Un hommage à Aboubakar Cissé, symbole d’une inquiétude grandissante
La mort d’Aboubakar Cissé, survenue dans un lieu de culte musulman, a cristallisé les inquiétudes d’une partie de la population. Présente dans le cortège, la famille du jeune homme était entourée de militants et d’élus venus exprimer leur soutien. Sur une pancarte visible durant la marche, on pouvait lire : « Le racisme, ça commence avec des mots et ça finit comme Aboubakar ». Un message qui illustre la crainte d’une banalisation des discours stigmatisants à l’égard des musulmans.
Des figures de La France insoumise (LFI), telles que Jean-Luc Mélenchon, Louis Boyard et Eric Coquerel, ont pris part à la mobilisation. Ils ont dénoncé ce qu’ils considèrent comme une montée préoccupante de l’hostilité envers les musulmans. Eric Coquerel a ainsi déclaré : « Il y a une augmentation incontestable de l’islamophobie, jusqu’à la mort d’Aboubakar Cissé dans une mosquée ». Le député a par ailleurs mis en cause Bruno Retailleau, ministre de l’Intérieur, l’accusant de favoriser une fusion entre la droite et l’extrême droite.
Une polémique politique sur le terme « islamophobie »
Les débats autour de l’usage du mot « islamophobie » ont également occupé le devant de la scène. Le ministre de l’Intérieur Bruno Retailleau a déclaré que ce terme possède une « connotation idéologique très marquée », notamment en lien avec les Frères musulmans, ce qui explique selon lui sa non-utilisation par le ministère. À l’inverse, le Premier ministre François Bayrou a défendu l’emploi du mot pour qualifier les actes hostiles envers les musulmans, mettant en avant l’importance de nommer les réalités sociales.
Les données du ministère de l’Intérieur viennent appuyer les inquiétudes exprimées lors de la manifestation. Sur les trois premiers mois de l’année 2025, une augmentation de 72 % des actes antimusulmans a été enregistrée, soit 79 cas recensés, contre 46 à la même période l’année précédente. Ces chiffres traduisent, selon plusieurs collectifs, un climat de plus en plus délétère pour les citoyens de confession musulmane.
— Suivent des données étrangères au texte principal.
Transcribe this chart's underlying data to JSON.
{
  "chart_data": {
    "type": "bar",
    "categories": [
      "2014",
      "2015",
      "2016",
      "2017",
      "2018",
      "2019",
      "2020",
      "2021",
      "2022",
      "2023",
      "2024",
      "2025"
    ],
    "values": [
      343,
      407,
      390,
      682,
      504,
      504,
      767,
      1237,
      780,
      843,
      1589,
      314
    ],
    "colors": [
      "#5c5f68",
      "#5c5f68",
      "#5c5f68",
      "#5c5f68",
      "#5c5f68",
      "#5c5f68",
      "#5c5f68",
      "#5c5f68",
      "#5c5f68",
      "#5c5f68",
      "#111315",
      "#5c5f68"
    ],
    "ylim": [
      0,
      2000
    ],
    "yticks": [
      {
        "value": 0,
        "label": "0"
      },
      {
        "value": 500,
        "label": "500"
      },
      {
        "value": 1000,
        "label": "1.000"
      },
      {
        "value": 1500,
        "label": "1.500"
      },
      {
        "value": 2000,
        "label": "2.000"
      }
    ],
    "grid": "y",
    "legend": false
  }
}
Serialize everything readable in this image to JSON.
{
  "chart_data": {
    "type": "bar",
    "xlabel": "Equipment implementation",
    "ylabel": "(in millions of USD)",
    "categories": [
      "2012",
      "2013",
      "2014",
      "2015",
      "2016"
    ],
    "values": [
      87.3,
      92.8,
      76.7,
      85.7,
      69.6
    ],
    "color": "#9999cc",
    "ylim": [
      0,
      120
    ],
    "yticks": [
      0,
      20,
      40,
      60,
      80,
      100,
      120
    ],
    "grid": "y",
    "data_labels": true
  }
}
Une « peur constante » chez les musulmans de France
Yassine Benyettou, secrétaire national du collectif RED Jeunes et coorganisateur de la marche, a alerté sur un sentiment d’insécurité croissant au sein de la communauté musulmane. Selon lui, la « parole décomplexée » de certains responsables politiques alimente un climat de méfiance et de rejet. Cette situation, estime-t-il, « porte atteinte à la sécurité d’une partie de la population française ».
À l’issue de la manifestation, plusieurs organisateurs ont indiqué vouloir prolonger le mouvement par d’autres actions publiques, afin de maintenir la pression sur les pouvoirs publics et réclamer des réponses concrètes. Ils demandent notamment une reconnaissance politique du phénomène islamophobe, une meilleure protection des lieux de culte, et une lutte renforcée contre les discours de haine.